While the district has a 54% Democratic base, it’s been trending toward the Republicans due to Trump’s popularity.
To win the race, the Kildee campaign spent almost double what his opponent’s campaign did in advertising spending with $4.8 million to Junge’s $2.9 million. Both had nearly even support from the NRCC and DCCC at $1.796 million to $1.796 million, respectively.
Although Junge lost to now reelected Slotkin in 2020, he earned 53% of the vote in the 2022 primary.
However, this time around, he did not earn the coveted Trump endorsement.
10th U.S. House District
Meanwhile, James, the president of his family’s logistics business, is hoping to be heading to Washington D.C. as a member of Congress as opposed to a U.S. Senator.
He was up on former Macomb County Judge Carl Marlinga, in a race in which the Democrats didn’t seriously compete. Marlinga emerged from a large Democratic primary field without the money James brought to the table.
And although the district has 50/50 partisan base numbers, the Democrats opted to focus on their attention on saving a pair of incumbents as opposed to investing in a 75-year-old challenger.

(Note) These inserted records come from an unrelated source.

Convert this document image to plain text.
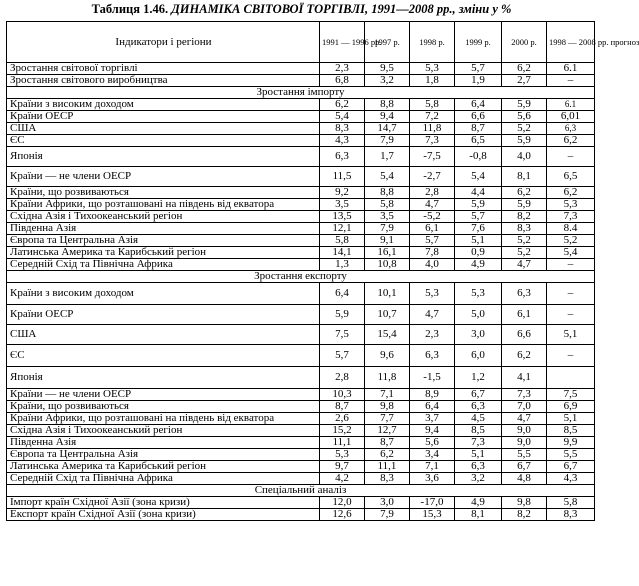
Таблиця 1.46. ДИНАМІКА СВІТОВОЇ ТОРГІВЛІ, 1991—2008 рр., зміни у %
Індикатори і регіони	1991 — 1996 рр.	1997 р.	1998 р.	1999 р.	2000 р.	1998 — 2008 рр. прогноз
Зростання світової торгівлі	2,3	9,5	5,3	5,7	6,2	6.1
Зростання світового виробництва	6,8	3,2	1,8	1,9	2,7	–
Зростання імпорту						
Країни з високим доходом	6,2	8,8	5,8	6,4	5,9	6.1
Країни ОЕСР	5,4	9,4	7,2	6,6	5,6	6,01
США	8,3	14,7	11,8	8,7	5,2	6,3
ЄС	4,3	7,9	7,3	6,5	5,9	6,2
Японія	6,3	1,7	-7,5	-0,8	4,0	–
Країни — не члени ОЕСР	11,5	5,4	-2,7	5,4	8,1	6,5
Країни, що розвиваються	9,2	8,8	2,8	4,4	6,2	6,2
Країни Африки, що розташовані на південь від екватора	3,5	5,8	4,7	5,9	5,9	5,3
Східна Азія і Тихоокеанський регіон	13,5	3,5	-5,2	5,7	8,2	7,3
Південна Азія	12,1	7,9	6,1	7,6	8,3	8.4
Європа та Центральна Азія	5,8	9,1	5,7	5,1	5,2	5,2
Латинська Америка та Карибський регіон	14,1	16,1	7,8	0,9	5,2	5,4
Середній Схід та Північна Африка	1,3	10,8	4,0	4,9	4,7	–
Зростання експорту						
Країни з високим доходом	6,4	10,1	5,3	5,3	6,3	–
Країни ОЕСР	5,9	10,7	4,7	5,0	6,1	–
США	7,5	15,4	2,3	3,0	6,6	5,1
ЄС	5,7	9,6	6,3	6,0	6,2	–
Японія	2,8	11,8	-1,5	1,2	4,1	
Країни — не члени ОЕСР	10,3	7,1	8,9	6,7	7,3	7,5
Країни, що розвиваються	8,7	9,8	6,4	6,3	7,0	6,9
Країни Африки, що розташовані на південь від екватора	2,6	7,7	3,7	4,5	4,7	5,1
Східна Азія і Тихоокеанський регіон	15,2	12,7	9,4	8,5	9,0	8,5
Південна Азія	11,1	8,7	5,6	7,3	9,0	9,9
Європа та Центральна Азія	5,3	6,2	3,4	5,1	5,5	5,5
Латинська Америка та Карибський регіон	9,7	11,1	7,1	6,3	6,7	6,7
Середній Схід та Північна Африка	4,2	8,3	3,6	3,2	4,8	4,3
Спеціальний аналіз						
Імпорт країн Східної Азії (зона кризи)	12,0	3,0	-17,0	4,9	9,8	5,8
Експорт країн Східної Азії (зона кризи)	12,6	7,9	15,3	8,1	8,2	8,3
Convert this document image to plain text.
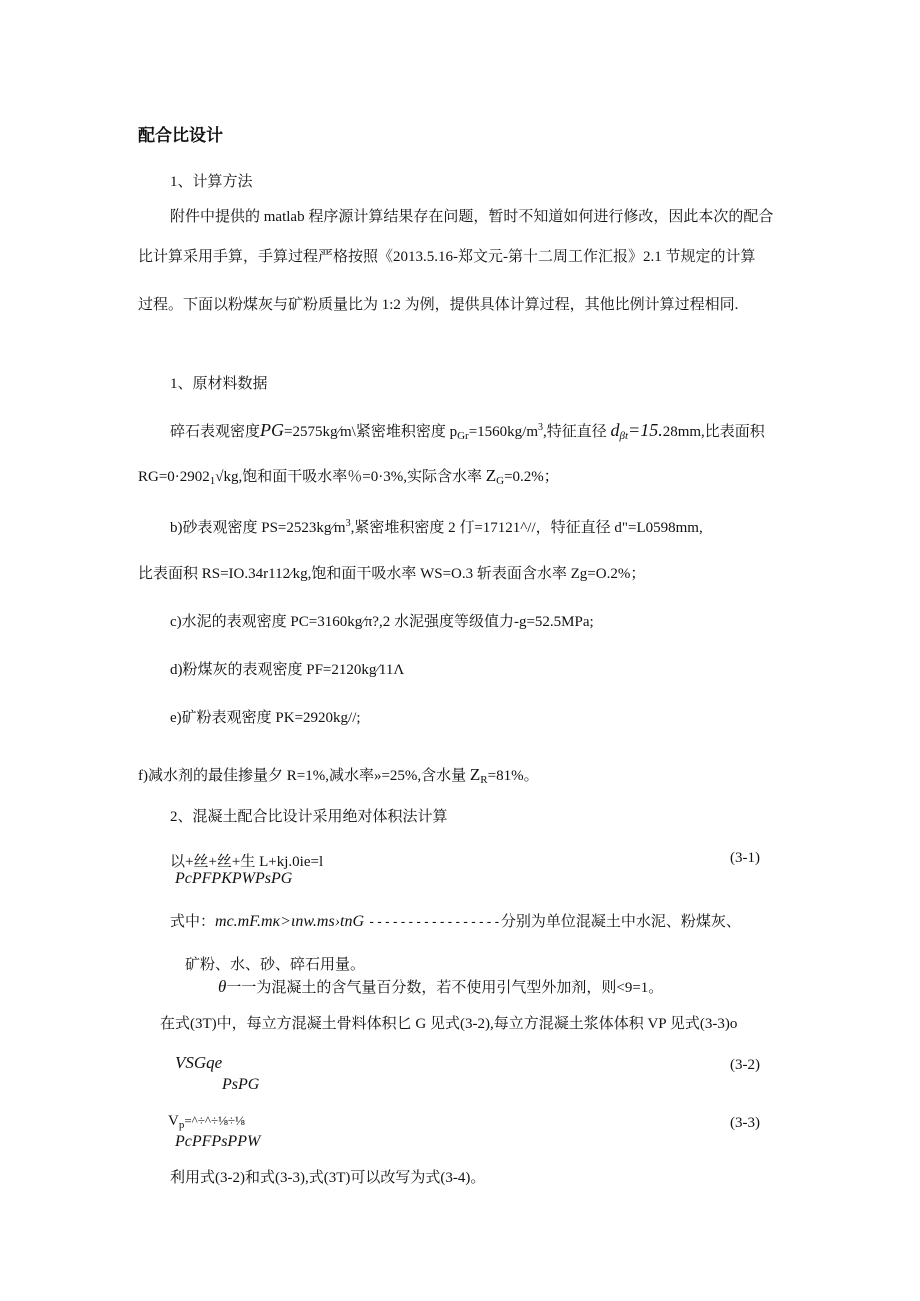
配合比设计
1、计算方法
附件中提供的 matlab 程序源计算结果存在问题，暂时不知道如何进行修改，因此本次的配合
比计算采用手算，手算过程严格按照《2013.5.16-郑文元-第十二周工作汇报》2.1 节规定的计算
过程。下面以粉煤灰与矿粉质量比为 1:2 为例，提供具体计算过程，其他比例计算过程相同.
1、原材料数据
碎石表观密度PG=2575kg∕m\紧密堆积密度 $p_{Gr}=1560kg/m^3$,特征直径 $d_{\beta t}=15.28mm$,比表面积
$RG=0\cdot 2902_1√kg$,饱和面干吸水率％=0·3%,实际含水率 $Z_G=0.2\%$；
b)砂表观密度 $PS=2523kg∕m^3$,紧密堆积密度 2 仃=17121^//，特征直径 d"=L0598mm,
比表面积 RS=IO.34r112∕kg,饱和面干吸水率 WS=O.3 斩表面含水率 Zg=O.2%；
c)水泥的表观密度 PC=3160kg∕π?,2 水泥强度等级值力-g=52.5MPa;
d)粉煤灰的表观密度 PF=2120kg∕11Λ
e)矿粉表观密度 PK=2920kg//;
f)减水剂的最佳掺量夕 R=1%,减水率»=25%,含水量 $Z_R=81\%$。
2、混凝土配合比设计采用绝对体积法计算
以+丝+丝+生 L+kj.0ie=l	(3-1)
PcPFPKPWPsPG
式中：mc.mF.mκ>ιnw.ms›tnG -----------------分别为单位混凝土中水泥、粉煤灰、
矿粉、水、砂、碎石用量。
θ一一为混凝土的含气量百分数，若不使用引气型外加剂，则<9=1。
在式(3T)中，每立方混凝土骨料体积匕 G 见式(3-2),每立方混凝土浆体体积 VP 见式(3-3)o
VSGqe	(3-2)
PsPG
$V_p=\^{}\div\^{}\div\frac{1}{8}\div\frac{1}{8}$	(3-3)
PcPFPsPPW
利用式(3-2)和式(3-3),式(3T)可以改写为式(3-4)。
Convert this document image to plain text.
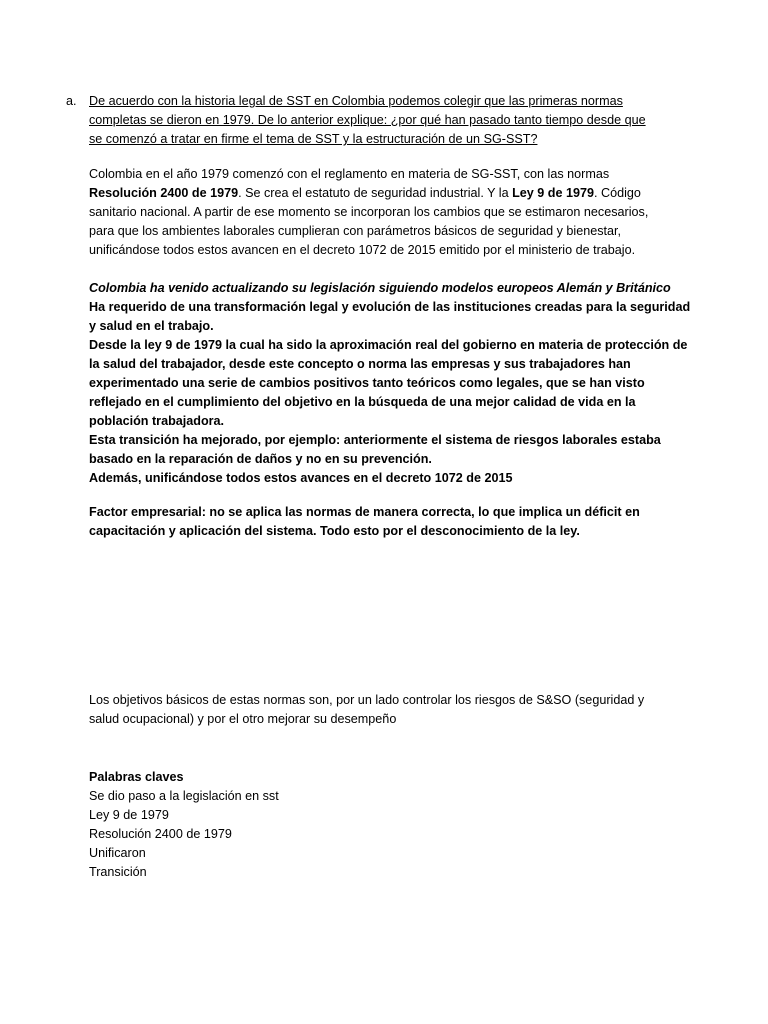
a. De acuerdo con la historia legal de SST en Colombia podemos colegir que las primeras normas
completas se dieron en 1979. De lo anterior explique: ¿por qué han pasado tanto tiempo desde que
se comenzó a tratar en firme el tema de SST y la estructuración de un SG-SST?
Colombia en el año 1979 comenzó con el reglamento en materia de SG-SST, con las normas
Resolución 2400 de 1979. Se crea el estatuto de seguridad industrial. Y la Ley 9 de 1979. Código
sanitario nacional. A partir de ese momento se incorporan los cambios que se estimaron necesarios,
para que los ambientes laborales cumplieran con parámetros básicos de seguridad y bienestar,
unificándose todos estos avancen en el decreto 1072 de 2015 emitido por el ministerio de trabajo.
Colombia ha venido actualizando su legislación siguiendo modelos europeos Alemán y Británico
Ha requerido de una transformación legal y evolución de las instituciones creadas para la seguridad
y salud en el trabajo.
Desde la ley 9 de 1979 la cual ha sido la aproximación real del gobierno en materia de protección de
la salud del trabajador, desde este concepto o norma las empresas y sus trabajadores han
experimentado una serie de cambios positivos tanto teóricos como legales, que se han visto
reflejado en el cumplimiento del objetivo en la búsqueda de una mejor calidad de vida en la
población trabajadora.
Esta transición ha mejorado, por ejemplo: anteriormente el sistema de riesgos laborales estaba
basado en la reparación de daños y no en su prevención.
Además, unificándose todos estos avances en el decreto 1072 de 2015
Factor empresarial: no se aplica las normas de manera correcta, lo que implica un déficit en
capacitación y aplicación del sistema. Todo esto por el desconocimiento de la ley.
Los objetivos básicos de estas normas son, por un lado controlar los riesgos de S&SO (seguridad y
salud ocupacional) y por el otro mejorar su desempeño
Palabras claves
Se dio paso a la legislación en sst
Ley 9 de 1979
Resolución 2400 de 1979
Unificaron
Transición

The campaign of Republican hopeful James massively outspent his opponent by $2.4 million with the CLF chipping in another $1.6 million to pull off a win.
This was the third attempt by James to win a congressional seat. He lost to U.S. Sen. Debbie STABENOW (D) in 2018 and U.S. Sen. Gary Peters (D) in 2020 for a pair of U.S. Senate seats. His campaign’s influx of cash into advertising made a difference as did the lack of support by Dem groups, such as the DCCC, for Marlinga.
James and Marlinga stuck with party lines on abortion rights and gun control. Where they held similarities were on funding and support law enforcement.
President Joe Biden took the district by 13 percentage points over former President Donald Trump in 2020. However, that was in the old boundaries.
Redistricting brought in the solid Republican areas of Macomb County and switched the partisan lean of the district from Democrat to Republican, which further buttressed James’ campaign and hurt Marlinga’s.